Ankylosing spondylitis is an inflammatory process that affects the spine. The cause of ankylosing spondylitis is not precisely known. It is a genetic condition and most, but not all, patients test positive for gene HLA-B27. Patients affected are usually young adults who may be late twenties or early thirties. It is a systemic disease which can present with fever, fatigue, and loss of appetite.
Although the spine is the most common site affected, other joints can also be involved including the sacroiliac joints. Any region in the spine can be affected and the patient typically complains of pain and stiffness. The vertebrae may fuse together resulting in spinal stiffness and limitation in mobility. The patient may develop a stooped posture and may face challenges performing daily routine activities.“Modest traumatic injuries can result in fractures through the ankylosed disc space. The radiographic findings in these injuries can be subtle,” says Gregory Przybylski, MD, director of neurosurgery, New Jersey Neuroscience Institute, JFK Medical Center, Edison.
Radiographic findings: Your physician will depend upon radiographs to detect, diagnose, and follow up a patient with ankylosing spondylitis. You will find clinical note specifying subchondral bony erosions in the iliac side of the sacroiliac joint. Other findings may include bony proliferations and subchondral sclerosis. In the late stages, the sacroiliac joint may show bony fusion.

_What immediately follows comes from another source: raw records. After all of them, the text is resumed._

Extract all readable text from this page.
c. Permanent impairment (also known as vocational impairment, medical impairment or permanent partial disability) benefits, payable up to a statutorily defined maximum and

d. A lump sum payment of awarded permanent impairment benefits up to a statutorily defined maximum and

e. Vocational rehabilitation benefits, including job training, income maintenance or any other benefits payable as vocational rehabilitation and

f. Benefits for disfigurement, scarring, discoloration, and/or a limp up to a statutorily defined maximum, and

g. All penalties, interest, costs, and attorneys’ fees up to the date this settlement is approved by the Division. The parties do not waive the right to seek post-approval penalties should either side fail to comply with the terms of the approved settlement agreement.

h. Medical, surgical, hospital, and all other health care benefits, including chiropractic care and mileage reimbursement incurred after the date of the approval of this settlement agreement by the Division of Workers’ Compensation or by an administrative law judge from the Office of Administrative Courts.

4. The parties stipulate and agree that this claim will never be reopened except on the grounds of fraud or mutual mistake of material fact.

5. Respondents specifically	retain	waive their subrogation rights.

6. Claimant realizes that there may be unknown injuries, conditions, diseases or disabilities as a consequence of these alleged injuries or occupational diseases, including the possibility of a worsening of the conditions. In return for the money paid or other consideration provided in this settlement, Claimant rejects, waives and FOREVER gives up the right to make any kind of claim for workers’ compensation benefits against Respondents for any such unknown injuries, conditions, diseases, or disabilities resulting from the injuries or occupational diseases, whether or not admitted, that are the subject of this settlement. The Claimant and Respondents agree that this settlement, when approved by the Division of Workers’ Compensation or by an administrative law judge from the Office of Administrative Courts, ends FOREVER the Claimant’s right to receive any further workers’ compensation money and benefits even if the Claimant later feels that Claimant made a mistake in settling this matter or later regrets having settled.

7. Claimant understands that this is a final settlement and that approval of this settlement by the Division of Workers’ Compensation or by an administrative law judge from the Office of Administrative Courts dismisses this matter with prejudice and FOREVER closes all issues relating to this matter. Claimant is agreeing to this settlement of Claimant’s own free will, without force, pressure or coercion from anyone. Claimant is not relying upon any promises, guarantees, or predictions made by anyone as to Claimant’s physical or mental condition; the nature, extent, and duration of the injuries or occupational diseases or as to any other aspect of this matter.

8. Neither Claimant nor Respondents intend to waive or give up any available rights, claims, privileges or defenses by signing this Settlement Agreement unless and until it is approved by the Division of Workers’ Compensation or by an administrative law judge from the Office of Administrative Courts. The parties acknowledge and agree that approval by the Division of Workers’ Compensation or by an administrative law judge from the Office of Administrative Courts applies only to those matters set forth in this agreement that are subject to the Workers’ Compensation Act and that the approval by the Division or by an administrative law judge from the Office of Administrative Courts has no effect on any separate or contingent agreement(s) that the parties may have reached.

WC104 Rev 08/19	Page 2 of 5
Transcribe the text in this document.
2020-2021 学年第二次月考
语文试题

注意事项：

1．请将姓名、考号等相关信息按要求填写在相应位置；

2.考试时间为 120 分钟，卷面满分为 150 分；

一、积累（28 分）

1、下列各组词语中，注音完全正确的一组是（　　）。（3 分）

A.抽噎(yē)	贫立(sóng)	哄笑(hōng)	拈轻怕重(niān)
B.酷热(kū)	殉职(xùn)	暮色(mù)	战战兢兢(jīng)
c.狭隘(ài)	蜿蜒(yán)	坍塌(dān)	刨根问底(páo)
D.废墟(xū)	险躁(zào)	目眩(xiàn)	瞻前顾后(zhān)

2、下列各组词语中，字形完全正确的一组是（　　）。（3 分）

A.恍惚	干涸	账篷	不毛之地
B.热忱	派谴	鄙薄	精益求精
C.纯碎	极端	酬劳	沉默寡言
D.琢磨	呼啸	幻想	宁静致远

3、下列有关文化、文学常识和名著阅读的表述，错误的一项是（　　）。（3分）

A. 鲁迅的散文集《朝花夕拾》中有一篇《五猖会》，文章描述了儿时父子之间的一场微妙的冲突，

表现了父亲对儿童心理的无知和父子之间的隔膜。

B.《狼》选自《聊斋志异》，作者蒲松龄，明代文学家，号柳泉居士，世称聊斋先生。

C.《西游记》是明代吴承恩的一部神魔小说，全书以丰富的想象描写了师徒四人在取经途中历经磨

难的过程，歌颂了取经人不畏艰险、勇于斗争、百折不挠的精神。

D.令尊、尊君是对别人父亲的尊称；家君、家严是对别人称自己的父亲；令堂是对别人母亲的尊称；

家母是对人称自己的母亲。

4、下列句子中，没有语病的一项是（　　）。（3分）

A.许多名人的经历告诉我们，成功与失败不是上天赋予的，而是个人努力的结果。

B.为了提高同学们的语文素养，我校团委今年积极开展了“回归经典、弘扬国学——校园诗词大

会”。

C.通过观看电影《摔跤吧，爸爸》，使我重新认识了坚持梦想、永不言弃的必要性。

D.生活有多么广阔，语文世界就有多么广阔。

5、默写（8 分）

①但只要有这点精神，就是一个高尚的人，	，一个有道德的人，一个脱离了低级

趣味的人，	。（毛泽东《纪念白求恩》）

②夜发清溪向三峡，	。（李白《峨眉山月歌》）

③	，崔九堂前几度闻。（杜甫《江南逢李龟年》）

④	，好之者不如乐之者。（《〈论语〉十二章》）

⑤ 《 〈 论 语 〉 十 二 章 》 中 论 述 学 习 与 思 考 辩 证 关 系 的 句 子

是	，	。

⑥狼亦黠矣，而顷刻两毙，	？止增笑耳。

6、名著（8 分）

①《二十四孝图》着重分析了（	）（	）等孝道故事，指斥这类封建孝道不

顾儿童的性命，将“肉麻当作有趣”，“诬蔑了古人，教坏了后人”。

Your radiologist will typically specify that the changes were symmetrical and bilateral. In rare cases, the asymmetrical changes are found. Look for terms like ‘squaring of vertebrae, bamboo spine, Romanus lesion, shiny corner sign, syndesmophyte formation, chalk stick fractures, pseudoarthrosis, Andersson lesion, and enthesopathy. Your physician may also like to confirm the findings on CT or MRI.